Earlier this month, Amerisource's loss of its $3 billion Veterans Administration deal to rival McKesson (NYSE:MCK) shook up the industry. Not only did it call into question Amerisource's fortunes, but it enflamed rumors of a price war that would impact all the players, which also include Cardinal Health (NYSE:CAH). At the time, Amerisource lowered its guidance related to the high-profile loss.

On that front, a Wall Street-style legal drama unfolded last week, when Amerisource said that it will fight the contract loss, seeking to overturn the decision, as well as get a restraining order on McKesson's contract until the complaint is decided. That makes for an interesting year ahead, considering the resolution was expected to take anywhere from three to 12 months.

That move followed comments by Amerisource's CEO, who called McKesson's bid a "mistake" that showed its rival was "pricing in no regard to particulars of the industry," according to a news story by Reuters.

Monday, Amerisource reported first-quarter net income of $108.5 million, or $0.94 per share, on revenues of $13.4 billion. In the same quarter last year, the numbers stacked up like this: net income of $92.7 million, earnings per share of $0.84, and revenue of $12.4 billion. Positive elements of the earnings report today included the planned purchase of MedSelect, for $13.4 million, although the company did not comment on when and by how much the acquisition will impact revenues.

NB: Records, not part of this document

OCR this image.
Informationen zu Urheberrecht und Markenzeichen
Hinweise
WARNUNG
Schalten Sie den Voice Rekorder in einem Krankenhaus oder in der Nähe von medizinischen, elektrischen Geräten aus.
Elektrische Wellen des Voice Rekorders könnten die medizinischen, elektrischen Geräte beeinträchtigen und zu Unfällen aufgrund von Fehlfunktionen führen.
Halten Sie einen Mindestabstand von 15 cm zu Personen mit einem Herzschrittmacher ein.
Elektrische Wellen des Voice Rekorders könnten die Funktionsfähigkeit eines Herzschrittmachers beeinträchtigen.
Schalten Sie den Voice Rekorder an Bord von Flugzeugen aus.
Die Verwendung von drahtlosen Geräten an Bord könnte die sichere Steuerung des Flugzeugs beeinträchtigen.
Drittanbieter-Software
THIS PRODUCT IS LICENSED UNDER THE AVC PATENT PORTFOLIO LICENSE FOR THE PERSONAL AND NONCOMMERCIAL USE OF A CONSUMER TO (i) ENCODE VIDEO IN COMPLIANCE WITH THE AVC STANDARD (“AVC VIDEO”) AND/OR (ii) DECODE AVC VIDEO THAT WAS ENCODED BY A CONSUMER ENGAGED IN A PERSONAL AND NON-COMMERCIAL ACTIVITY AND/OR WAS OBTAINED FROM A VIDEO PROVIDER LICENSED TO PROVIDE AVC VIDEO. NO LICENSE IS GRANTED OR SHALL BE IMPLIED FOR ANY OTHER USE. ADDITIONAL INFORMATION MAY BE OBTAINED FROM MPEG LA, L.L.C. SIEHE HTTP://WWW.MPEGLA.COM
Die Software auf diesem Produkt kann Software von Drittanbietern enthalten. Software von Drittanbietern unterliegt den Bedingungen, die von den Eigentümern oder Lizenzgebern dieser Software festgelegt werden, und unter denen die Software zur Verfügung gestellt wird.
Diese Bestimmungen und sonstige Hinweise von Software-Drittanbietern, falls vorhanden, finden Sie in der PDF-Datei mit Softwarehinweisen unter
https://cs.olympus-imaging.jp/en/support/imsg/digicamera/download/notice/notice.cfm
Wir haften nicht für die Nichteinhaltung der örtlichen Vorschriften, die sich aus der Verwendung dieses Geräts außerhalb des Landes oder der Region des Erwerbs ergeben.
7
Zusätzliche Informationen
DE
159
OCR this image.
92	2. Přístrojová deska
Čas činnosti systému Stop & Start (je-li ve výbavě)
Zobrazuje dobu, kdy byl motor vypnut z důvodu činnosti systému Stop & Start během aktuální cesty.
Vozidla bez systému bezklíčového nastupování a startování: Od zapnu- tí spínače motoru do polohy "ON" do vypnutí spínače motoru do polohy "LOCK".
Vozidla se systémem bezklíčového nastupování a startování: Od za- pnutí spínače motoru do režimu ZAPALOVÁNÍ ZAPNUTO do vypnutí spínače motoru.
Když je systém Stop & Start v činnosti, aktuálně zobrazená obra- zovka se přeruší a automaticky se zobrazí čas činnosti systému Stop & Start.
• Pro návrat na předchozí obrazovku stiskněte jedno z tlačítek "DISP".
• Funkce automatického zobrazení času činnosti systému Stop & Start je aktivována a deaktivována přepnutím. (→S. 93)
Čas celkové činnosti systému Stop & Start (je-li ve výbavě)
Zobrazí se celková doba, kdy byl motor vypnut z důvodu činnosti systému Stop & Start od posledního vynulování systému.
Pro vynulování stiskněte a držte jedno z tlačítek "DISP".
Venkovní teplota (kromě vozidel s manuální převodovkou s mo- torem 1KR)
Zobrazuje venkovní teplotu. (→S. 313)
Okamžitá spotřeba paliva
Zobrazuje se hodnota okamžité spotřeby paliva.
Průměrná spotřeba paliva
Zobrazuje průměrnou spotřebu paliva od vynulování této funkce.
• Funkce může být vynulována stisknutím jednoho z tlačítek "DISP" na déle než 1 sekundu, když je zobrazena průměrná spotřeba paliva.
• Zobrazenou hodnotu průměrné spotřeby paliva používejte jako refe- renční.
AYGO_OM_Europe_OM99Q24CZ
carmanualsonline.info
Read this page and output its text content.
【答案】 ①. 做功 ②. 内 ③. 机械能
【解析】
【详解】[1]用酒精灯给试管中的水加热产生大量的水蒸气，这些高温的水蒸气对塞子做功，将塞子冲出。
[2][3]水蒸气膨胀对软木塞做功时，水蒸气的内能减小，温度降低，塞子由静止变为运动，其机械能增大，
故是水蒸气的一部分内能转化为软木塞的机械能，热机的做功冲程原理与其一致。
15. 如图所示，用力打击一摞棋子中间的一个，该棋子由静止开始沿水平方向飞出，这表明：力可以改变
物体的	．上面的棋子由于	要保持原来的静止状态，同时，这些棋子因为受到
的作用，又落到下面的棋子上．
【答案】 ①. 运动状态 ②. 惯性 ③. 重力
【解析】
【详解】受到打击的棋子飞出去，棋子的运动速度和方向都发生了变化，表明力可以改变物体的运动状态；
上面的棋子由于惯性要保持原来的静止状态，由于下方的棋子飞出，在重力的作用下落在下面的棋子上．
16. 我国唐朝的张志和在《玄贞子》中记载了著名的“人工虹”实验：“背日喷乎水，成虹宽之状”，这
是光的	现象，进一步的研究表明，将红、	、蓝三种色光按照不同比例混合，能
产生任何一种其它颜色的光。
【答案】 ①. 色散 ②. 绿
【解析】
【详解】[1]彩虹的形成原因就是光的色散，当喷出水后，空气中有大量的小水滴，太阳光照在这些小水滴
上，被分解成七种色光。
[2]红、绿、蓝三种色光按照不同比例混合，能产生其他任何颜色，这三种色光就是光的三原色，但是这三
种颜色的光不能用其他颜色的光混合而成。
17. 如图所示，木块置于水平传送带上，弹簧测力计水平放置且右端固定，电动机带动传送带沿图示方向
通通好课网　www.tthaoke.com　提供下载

In other news, the company's chairman, Robert Martini, will step down in March, to be followed by what will be an independent chairman.

The earnings gave the stock an early boost -- about 3% -- and it hit a high of $58 at one point before it fizzled, but that's still about 20% off its 52-week peak. Despite what many may see as a bargain stock price, the possible pricing situation and its potential impact on revenue growth in the industry should give investors something to be nervous about.

As for the legal squabble, some may cheer Amerisource's defense of its turf, as well as growth-inspiring pricing in the industry. However, a complaint like this against a former customer seems a risky way to keep the peace later.